I keep running into the error: Trying to backward through the graph a second time, but the buffers have already been freed. Specify retain_graph=True when calling backward the first time.

I know this is a common error and there are a lot of posts with responses asking about it, but I haven’t gotten any solution to work. This is may be because I can’t see how the situation applies to my model, which makes me concerned I don’t understand the nuts and bolts very well.

I’ve tried to simplify the example as much as possible:

import torch
from torch.autograd import Variable
from torch.nn import Parameter
from torch import Tensor

N = 50
vel_true = torch.cumsum(torch.randn(N)/10., 0) # true velocity
pos_true = torch.cumsum(vel_true, 0) # true position
pos_obs = pos_true + torch.randn(N) # observed position

class KalmanFilter1(torch.nn.Module):
    def __init__(self):
        super(KalmanFilter1, self).__init__()
        self.log_obs_std = Parameter(Tensor([ 0.]))
        
        # if this parameter is set like so, the error doesn't occur:
        # self.log_process_std = Parameter(Tensor([-1.])) 

        # if the parameter is defined as its ratio to the other parameter, the error occurs.
        # no real reason to do this, but it was the easiest way to make the error occur in
        # this simple example (I originally encountered the error in a multivariate kalman-filter
        # but I think that code would just make the problem more obscure)
        self.log_ratio = Parameter(Tensor([ 0.]))
        self.log_process_std = torch.log( torch.exp(self.log_obs_std) * torch.exp(self.log_ratio) )
        
    def predict(self, x, k_mean, k_var):
        k_mean = k_mean
        k_var = k_var + torch.pow(torch.exp(self.log_process_std),2)
        return k_mean, k_var
    
    def update(self, x, k_mean, k_var):
        resid = x - k_mean
        K = k_var / ( k_var + torch.pow(torch.exp(self.log_obs_std),2) )
        k_mean = k_mean + K*resid
        k_var = (1.-K) * k_var
        return k_mean, k_var
        
    def forward(self, x):
        output = []
        
        k_mean = Variable(torch.zeros(1))
        k_var = Variable(torch.ones(1))
        output.append(k_mean)
        for i in range(len(x)-1):
            k_mean, k_var = self.predict(x[i], k_mean, k_var)
            k_mean, k_var = self.update(x[i], k_mean, k_var)
            output.append(k_mean)

        output = torch.cat(output, 0)
        return output

model = KalmanFilter1()
optimizer = torch.optim.RMSprop(model.parameters(),lr=0.01)

for t in range(100):
    obs_x = Variable(pos_obs)
    pred = model(obs_x)
    loss = torch.sum(torch.pow(obs_x - pred, 2))
    optimizer.zero_grad()
    loss.backward(retain_graph=False)
    optimizer.step()

As far as I can understand what retaining the graph means, I don’t think it should be needed here, as each training iteration is independent – I think I must be specifying something incorrectly about my model.

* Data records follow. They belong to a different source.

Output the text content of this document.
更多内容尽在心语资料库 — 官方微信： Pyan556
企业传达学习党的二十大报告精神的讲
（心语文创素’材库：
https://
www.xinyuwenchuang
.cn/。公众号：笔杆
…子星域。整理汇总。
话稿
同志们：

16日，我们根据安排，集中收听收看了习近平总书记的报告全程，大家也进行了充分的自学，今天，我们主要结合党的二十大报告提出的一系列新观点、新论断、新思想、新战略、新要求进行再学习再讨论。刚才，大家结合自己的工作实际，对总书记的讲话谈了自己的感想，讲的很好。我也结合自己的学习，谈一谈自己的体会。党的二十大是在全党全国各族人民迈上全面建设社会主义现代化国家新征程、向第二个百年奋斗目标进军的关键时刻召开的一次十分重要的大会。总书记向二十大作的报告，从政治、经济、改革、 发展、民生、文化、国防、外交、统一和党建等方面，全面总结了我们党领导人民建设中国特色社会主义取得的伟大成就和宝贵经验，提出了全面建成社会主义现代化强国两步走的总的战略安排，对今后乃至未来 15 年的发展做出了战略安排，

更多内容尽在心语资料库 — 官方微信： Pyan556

Any help conceptually understanding why this error is occurring would be appreciated.

SimonW · January 18, 2018, 11:02pm

PyTorch uses dynamic graph. It’s not symbolic expression as tf is. You are backproping via this graph multiple times. Manually compute at each iteration please.

shahabty · January 19, 2018, 12:53am

Hello,
I faced this error once. Here is the solution: RuntimeError: Trying to backward through the graph a second time, but the buffers have already been freed. Specify retain_graph=True when calling backward the first time

In my case, since I called .backward() twice, It happend to me. I fixed this by adding retain_graph = True as an input of the first backward call

jwdink · January 19, 2018, 2:19am

This was the trick! I had exactly the conceptual confusion that you’ve identified. It was also the source of my problems in my original code.

Thanks!

Sidharth_R1 · December 5, 2022, 7:59am

Hey @jwdink, what was the change you made in your code to get it to work finally? I have a similar optimization process I am trying to solve and not sure how to work around this error.